Niken sebenarnya berbakat. Waktu itu ia hampir lolos menjadi second lead couple, sayangnya gagal hanya karena kesalahan kecil.
“Mungkin udah waktunya kamu bergabung dengan agensi, Nik. Peluang untuk mendapatkan peran pasti lebih besar. Katanya pengen terjun ke dunia akting beneran, gimana sih?”
“Sayangnya nggak ada agensi yang tertarik sama aku,” kekeh Niken. “Mana ada yang tertarik kalau aku terjun ke dunia hiburannya cuma setengah-setangah?”

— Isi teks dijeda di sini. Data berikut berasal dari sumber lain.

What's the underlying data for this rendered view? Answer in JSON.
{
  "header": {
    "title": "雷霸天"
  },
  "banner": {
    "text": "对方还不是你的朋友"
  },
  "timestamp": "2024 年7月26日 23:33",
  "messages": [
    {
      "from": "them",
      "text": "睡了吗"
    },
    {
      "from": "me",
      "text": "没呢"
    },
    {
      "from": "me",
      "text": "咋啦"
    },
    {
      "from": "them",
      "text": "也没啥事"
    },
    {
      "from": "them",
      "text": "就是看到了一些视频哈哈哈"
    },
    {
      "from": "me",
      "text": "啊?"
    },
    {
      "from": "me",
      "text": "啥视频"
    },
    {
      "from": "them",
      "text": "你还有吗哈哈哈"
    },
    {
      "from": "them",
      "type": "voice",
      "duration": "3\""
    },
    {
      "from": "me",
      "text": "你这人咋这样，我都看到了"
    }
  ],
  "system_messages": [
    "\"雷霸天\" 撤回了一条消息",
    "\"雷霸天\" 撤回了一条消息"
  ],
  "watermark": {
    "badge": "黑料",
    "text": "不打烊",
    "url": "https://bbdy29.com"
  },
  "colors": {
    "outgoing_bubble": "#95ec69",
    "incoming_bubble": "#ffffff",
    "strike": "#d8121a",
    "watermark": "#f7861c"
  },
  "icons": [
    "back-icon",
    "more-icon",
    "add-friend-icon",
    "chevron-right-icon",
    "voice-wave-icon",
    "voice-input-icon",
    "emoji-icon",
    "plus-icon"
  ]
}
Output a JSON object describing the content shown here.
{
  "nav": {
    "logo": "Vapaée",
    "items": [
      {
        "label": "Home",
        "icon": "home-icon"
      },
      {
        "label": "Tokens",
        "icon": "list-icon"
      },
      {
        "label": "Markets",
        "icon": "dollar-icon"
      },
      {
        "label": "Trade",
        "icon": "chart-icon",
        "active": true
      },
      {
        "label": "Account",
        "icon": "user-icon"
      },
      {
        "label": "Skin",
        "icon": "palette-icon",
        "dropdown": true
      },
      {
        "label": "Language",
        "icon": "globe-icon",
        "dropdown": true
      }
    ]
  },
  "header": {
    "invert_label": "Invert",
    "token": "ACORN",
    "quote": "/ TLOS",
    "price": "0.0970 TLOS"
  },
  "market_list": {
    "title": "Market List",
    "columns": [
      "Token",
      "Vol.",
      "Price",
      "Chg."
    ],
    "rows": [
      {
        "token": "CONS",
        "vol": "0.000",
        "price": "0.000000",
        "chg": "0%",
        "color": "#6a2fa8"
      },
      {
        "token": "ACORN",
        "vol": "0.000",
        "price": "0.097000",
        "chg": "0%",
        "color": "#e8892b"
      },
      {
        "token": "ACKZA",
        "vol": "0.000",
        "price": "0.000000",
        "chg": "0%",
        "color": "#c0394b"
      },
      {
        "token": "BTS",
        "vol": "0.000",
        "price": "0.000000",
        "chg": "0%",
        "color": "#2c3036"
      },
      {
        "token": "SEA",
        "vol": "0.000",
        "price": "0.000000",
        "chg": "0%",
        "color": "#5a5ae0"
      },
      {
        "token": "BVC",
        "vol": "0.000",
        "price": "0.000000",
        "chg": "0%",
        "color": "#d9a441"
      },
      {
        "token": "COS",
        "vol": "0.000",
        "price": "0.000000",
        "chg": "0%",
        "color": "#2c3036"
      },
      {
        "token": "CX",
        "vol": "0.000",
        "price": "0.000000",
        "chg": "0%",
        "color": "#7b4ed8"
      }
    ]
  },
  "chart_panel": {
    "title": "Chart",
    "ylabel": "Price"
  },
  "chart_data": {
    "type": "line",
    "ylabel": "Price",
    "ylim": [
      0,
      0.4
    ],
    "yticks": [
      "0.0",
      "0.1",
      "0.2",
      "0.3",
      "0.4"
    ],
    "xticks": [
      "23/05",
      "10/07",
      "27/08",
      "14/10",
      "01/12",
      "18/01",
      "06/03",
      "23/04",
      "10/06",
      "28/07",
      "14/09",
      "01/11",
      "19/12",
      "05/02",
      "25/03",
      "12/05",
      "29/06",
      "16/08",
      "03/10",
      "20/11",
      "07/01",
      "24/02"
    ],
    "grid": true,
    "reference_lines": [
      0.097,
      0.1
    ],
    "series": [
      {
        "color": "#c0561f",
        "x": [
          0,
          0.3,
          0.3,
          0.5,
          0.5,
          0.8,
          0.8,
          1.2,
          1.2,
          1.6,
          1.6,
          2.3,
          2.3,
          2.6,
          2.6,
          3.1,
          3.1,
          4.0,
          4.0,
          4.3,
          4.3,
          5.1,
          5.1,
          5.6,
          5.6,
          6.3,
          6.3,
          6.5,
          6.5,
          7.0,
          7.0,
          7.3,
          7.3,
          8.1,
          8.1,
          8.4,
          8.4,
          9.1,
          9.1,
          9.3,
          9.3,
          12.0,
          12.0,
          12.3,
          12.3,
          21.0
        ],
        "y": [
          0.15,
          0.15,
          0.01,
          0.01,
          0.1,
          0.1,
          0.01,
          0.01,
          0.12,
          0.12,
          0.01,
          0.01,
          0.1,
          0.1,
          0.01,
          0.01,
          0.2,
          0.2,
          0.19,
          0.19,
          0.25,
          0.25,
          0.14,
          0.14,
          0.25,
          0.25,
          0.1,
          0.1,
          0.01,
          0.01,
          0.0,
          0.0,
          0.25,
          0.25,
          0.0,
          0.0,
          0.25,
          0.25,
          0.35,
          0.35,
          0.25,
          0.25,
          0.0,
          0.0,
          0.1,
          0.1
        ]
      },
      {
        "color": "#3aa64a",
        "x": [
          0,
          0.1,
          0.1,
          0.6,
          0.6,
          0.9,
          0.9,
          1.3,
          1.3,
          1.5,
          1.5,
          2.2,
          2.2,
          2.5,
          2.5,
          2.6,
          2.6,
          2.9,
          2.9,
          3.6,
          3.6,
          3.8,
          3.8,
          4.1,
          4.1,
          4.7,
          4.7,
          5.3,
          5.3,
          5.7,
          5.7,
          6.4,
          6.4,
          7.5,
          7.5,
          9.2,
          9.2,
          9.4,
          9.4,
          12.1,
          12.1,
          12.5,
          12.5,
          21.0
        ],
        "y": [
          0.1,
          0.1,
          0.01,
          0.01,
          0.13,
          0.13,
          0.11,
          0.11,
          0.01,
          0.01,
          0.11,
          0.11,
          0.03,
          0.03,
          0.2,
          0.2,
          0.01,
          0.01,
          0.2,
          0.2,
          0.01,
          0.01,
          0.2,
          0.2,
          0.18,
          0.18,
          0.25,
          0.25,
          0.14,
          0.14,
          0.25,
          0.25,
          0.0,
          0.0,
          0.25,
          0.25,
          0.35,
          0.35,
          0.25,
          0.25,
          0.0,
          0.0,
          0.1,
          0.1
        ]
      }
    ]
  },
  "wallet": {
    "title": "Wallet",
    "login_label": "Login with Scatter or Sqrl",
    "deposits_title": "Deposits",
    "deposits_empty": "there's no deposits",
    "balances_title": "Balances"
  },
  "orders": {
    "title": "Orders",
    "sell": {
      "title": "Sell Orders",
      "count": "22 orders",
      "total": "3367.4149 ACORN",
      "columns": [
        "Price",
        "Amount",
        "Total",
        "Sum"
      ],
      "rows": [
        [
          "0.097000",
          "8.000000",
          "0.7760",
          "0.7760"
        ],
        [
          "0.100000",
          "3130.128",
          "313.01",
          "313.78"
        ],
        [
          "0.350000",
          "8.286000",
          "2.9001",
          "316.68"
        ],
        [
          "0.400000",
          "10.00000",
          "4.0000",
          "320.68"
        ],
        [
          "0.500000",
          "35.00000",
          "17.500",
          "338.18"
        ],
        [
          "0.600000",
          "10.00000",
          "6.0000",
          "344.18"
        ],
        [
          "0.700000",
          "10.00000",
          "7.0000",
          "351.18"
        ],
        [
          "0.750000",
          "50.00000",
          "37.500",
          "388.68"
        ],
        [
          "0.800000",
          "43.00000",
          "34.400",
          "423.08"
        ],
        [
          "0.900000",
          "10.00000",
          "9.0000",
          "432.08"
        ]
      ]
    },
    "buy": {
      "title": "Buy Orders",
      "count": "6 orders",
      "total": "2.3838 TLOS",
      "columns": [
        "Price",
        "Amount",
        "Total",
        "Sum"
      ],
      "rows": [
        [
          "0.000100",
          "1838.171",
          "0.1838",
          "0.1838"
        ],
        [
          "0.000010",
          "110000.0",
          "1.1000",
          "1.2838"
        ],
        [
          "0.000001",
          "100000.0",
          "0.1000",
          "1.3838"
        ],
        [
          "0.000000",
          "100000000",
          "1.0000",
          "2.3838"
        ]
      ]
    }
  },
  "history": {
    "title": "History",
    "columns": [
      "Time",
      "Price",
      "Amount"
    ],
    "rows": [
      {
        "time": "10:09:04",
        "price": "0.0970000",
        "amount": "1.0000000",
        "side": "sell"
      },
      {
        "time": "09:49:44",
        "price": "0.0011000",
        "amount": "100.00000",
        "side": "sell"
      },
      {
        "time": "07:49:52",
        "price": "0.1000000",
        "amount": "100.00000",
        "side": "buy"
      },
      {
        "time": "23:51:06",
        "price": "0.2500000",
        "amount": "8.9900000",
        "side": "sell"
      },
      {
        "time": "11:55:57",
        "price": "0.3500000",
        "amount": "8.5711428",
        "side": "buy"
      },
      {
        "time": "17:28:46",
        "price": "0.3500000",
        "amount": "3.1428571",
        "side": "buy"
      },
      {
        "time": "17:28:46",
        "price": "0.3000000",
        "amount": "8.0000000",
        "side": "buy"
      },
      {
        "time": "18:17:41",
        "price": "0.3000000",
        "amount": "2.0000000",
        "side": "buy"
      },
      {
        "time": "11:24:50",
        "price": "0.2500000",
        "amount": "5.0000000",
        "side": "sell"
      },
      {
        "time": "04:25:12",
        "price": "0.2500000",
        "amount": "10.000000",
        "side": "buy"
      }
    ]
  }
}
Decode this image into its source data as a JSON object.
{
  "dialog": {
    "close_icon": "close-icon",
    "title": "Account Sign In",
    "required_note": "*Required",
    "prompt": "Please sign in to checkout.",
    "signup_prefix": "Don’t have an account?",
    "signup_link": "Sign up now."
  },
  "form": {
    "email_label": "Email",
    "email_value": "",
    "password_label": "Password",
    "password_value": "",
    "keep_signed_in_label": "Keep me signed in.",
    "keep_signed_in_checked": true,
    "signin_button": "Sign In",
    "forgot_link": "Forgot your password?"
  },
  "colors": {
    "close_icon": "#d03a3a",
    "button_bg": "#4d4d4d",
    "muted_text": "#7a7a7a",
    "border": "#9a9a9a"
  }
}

“Jangan setengah-setengah makanya. Kalau kamu terkenal, pasti akan ber-impact sama Lalala.” Kamila tertawa.
Niken juga
“Dan jangan lupa, kamu harus perbanyak wawasan tentang orang-orang di dunia keartisan. Jangan sampai kesalahan kecilmu waktu itu terulang lagi. Padahal kamu hampir dapat peran, sayangnya kamu malah nggak kenal sama pemeran utama wanita, yang membuatnya marah dan mendepakmu dari project.” Kamila mengingatkan.
“Aku udah mulai nonton gosip dan menghafal nama artis-artis,” canda Niken.
Dari luar, Niken memang terlihat ceria dan masih bisa bercanda. Namun, sebenarnya ia sedang sangat frustrasi.
“Tapi tunggu Niken, ngomong-ngomong soal kakakmu … terusnya gimana? Jumlah uang yang diperlukan itu nggak main-main.”
Niken terdiam selama beberapa saat, sampai kemudian wanita itu berbicara, “Aku akan mencari jalan pintas.”
Lebih tepatnya Niken sudah menemukan jalan pintasnya, yaitu melemparkan dirinya ke ranjang milik pria bernama Aslan.